Evet, yargılayan erkek kadının itibarına saldıracağı ya da saldırılmasına neden olacağı için kadın ondan uzak durmaya ya da her şeyi saklamaya meyillidir. Çoğu “iyi çocuk” AFC kaliteli kadın miti yüzünden yargılayıcıdır. Sitede öğrenen adam serisindeki çocuğu okuduysanız ilk gecede sadece kevaşe hatunlar verir diyordu ve o kafayı aşana kadar ilk gecede seks tecrübesi olmadı.

Bitirirken tekrar edelim: Bir kadın bir erkek ile (kendisine yürüyen, erkek arkadaşı ya da kocası) aralarından çözülmesi gereken bir sorun olduğunda, sorunun en pratik şekilde nasıl çözüleceğinden çok bu sorun çözülürken şu iki şeye  odaklanırlar :

1 – Bu sorun / tartışma benim SUÇUM değil.

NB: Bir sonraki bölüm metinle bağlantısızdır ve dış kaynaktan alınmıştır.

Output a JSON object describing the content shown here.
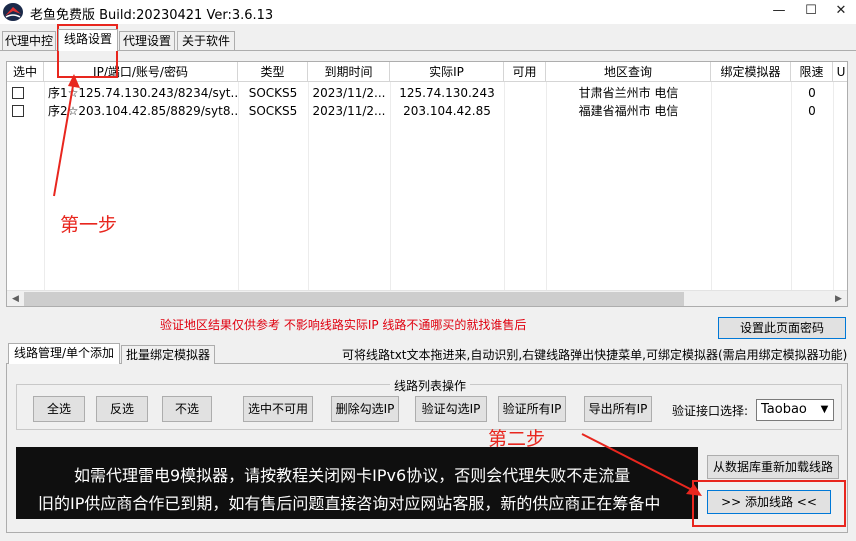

2 – Ben KÖTÜ bir insan / kadın değilim.

Bunu olguyu kavrayabilirseniz, bir kadınla etkileşiminiz oldukça tahmin edilebilir hale gelir. Unutmayın ki kadınlar için çok uzun bin yıllar boyunca itibar kaybı canlarını tehlikeye atan (namus, kötü kadın, kaltak, cadı, vs.) bir şeydi. Ya da onları cinsel piyasadan atan bir şeydi (genetik ölüm). Bugün bile kadınların kendi aralarındaki rekabette bir numaralı silah itibar saldırısıdır. İtibarı koruma içgüdüsünün kadın psikolojisine neden bu kadar içsel olduğunu anlamak için bu uzun geçmişi düşünün.